I'll try first (me and Drinu276 share the same native language), assaulter_99 correct me if I'm mistaken:


- The X540 Logitech system would be cheaper than the Z5500 while still 5.1

- What would you be using the sound system on most? If you're going to be using it mostly on the laptop then a 5.1 system like the Z5500 would be overkill (you pay too much for something you won't use).

- If you're using it mostly on the laptop then it'd be better and cheaper to get a good 2.1 speaker like the logitech Z2300.

- The most popular speakers assault_99's clients use are Logitech, Creative and Antec Lansing.

______________________

Now for my advice 

It seems you're looking for a good 5.1 system which at the same time won't break the bank and cost you a lot of money.

Now unfortunately it seems that a lot of retailers in our country have discontinued the Z5500 because it's been superceded. Which is a good thing in a way - it makes no sense for you to buy a Z5500 locally for the same price I bought mine 4 years ago...

If I were you I'd have a look at what speakers Scan has to offer. Apparently the Z5500 equivalent is now the Z906 Logitech, which though is not exactly budget at €375.

But then there's the Z506 Logitech. It's 5.1 just the same and costs only €99.95.

The only difference is obviously the power...

The Z906 is 500W RMS (exactly like the logitech Z5500 if I remember correctly);

The Z506 while still having 4 speakers and 1 subwoofer is only 75W RMS.


----------



## assaulter_99 (Nov 17, 2011)

She explained it better. Only correction is the X540 is 5.1 (it has 4 speakers).


----------



## Drinu276 (Nov 18, 2011)

ohh, thanks, well... my computer is in my garage as it really will not fit in my room in any way. Since I am a lazy arse I prefer to sit at my desk with just my laptop, it's more convenient for me. But, in summer we move to another residence, and that is the time where I use my computer the most, so... basically I can use my current 2.1 with my laptop and then watch movies and play games on my pc, like I normally do. Also I don't think I quite need high quality sound for the things I use as yeah, I play mp3's mostly.

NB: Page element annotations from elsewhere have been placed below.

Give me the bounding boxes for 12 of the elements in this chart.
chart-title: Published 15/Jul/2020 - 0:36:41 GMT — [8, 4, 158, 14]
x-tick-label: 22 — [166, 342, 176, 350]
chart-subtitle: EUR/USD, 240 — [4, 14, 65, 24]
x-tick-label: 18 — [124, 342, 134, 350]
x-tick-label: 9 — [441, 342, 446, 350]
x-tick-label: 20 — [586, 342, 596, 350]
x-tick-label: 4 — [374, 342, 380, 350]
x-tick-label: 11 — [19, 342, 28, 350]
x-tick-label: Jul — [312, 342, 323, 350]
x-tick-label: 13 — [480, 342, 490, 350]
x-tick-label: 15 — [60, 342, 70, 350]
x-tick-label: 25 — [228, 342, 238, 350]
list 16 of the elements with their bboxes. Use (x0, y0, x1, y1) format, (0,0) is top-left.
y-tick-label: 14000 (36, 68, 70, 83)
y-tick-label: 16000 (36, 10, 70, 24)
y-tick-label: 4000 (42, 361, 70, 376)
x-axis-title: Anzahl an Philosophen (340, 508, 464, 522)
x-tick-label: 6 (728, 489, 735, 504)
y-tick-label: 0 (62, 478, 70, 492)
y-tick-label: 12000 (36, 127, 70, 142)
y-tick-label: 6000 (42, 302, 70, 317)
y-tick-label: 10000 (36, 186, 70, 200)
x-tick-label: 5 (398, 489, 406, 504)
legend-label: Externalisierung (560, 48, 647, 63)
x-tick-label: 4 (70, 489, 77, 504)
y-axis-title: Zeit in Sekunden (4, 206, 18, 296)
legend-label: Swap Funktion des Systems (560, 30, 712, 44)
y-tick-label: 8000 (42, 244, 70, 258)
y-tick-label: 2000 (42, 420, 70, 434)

I am currently quite content with my headphones, but I was asking simply to see if I can get something louder, just to be able to pump out some bass. I will consider it, and yeah, maybe some ideas for a good 2.1 set are also EXTREMELY appreciated, seeing as anything will supercede my current 20 watts system no?

Thanks again for all your guys' help


----------



## BumbleBee (Nov 19, 2011)

if the Logitech Z-2300 is available in Malta I would probably go with that.


----------



## Drinu276 (Nov 19, 2011)

wow, I really like what I read in reviews about the Z-2300s, thanks Bumblebee, i'll surely buy them if I find them


----------



## Drinu276 (Nov 19, 2011)

BumbleBee said:


> if the Logitech Z-2300 is available in Malta I would probably go with that.

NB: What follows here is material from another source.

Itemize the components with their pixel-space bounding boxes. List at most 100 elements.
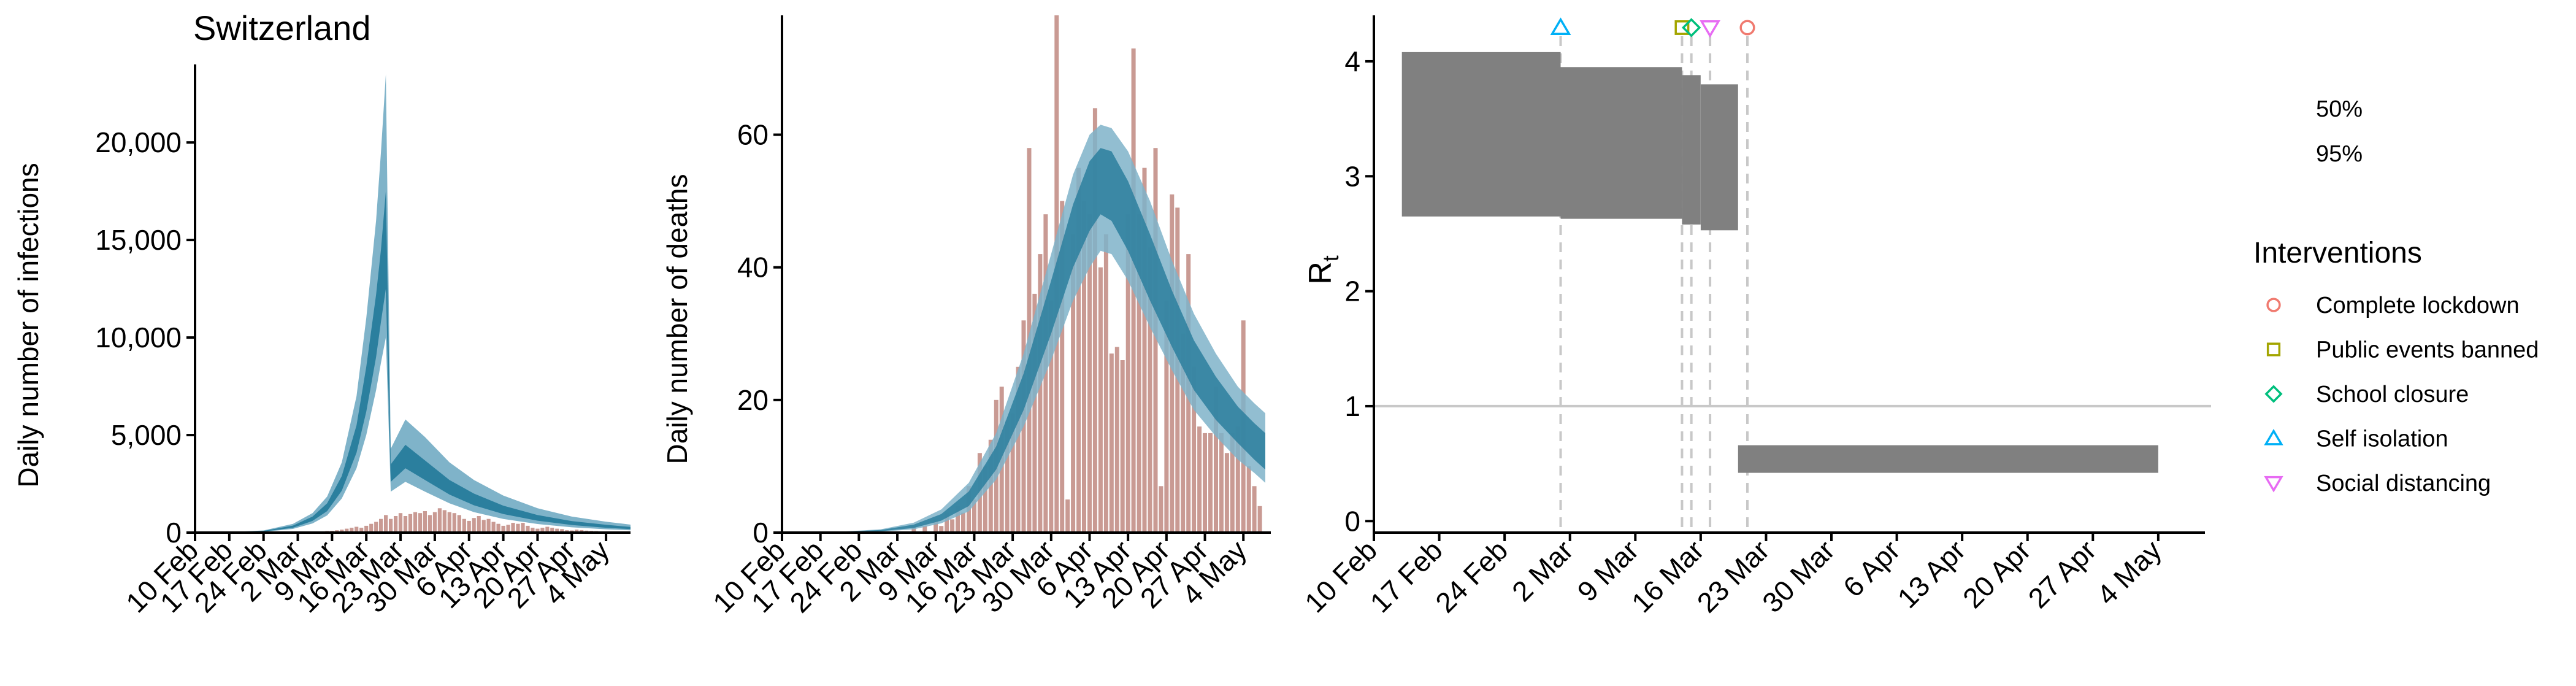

sadly i can't seem to find a shop that sells them locally, guess i'll have to stick to my crappy speakers, as everything is grossly overpriced here... and i don't really trust ebay that much...


----------



## Tatty_One (Nov 19, 2011)

Logitech Z506 5.1 speakers are decent and they retail in the UK around £75 so decent price/performance.  Don't let the 75W put you off..... my neighbour has them and I can hear them from my car on the drive whilst he is playing BF3


----------



## MilkyWay (Nov 19, 2011)

I use the Logitech X540s i paid £30 and they where worth that money. I wouldnt pay more than £50 for a set because while good value they are not worth more than that.

Or if you see a pair of x530s those are similar as is the Logitech Z 506.

All of them are good desktop speakers.


----------



## BumbleBee (Nov 20, 2011)

I had those but they broke. I think I cooked the voice coils lol


----------



## AlienIsGOD (Nov 20, 2011)

+1 to the logitech 530/540s good sound for the price


----------



## -1nf1n1ty- (Nov 20, 2011)

http://www.midnightbox.com/cgi-bin/...urround-Sound-Speaker-System-970114-0403.html

I have these for my living room setup and everyone thats has come inside has complimented me on these, so they arent too bad


----------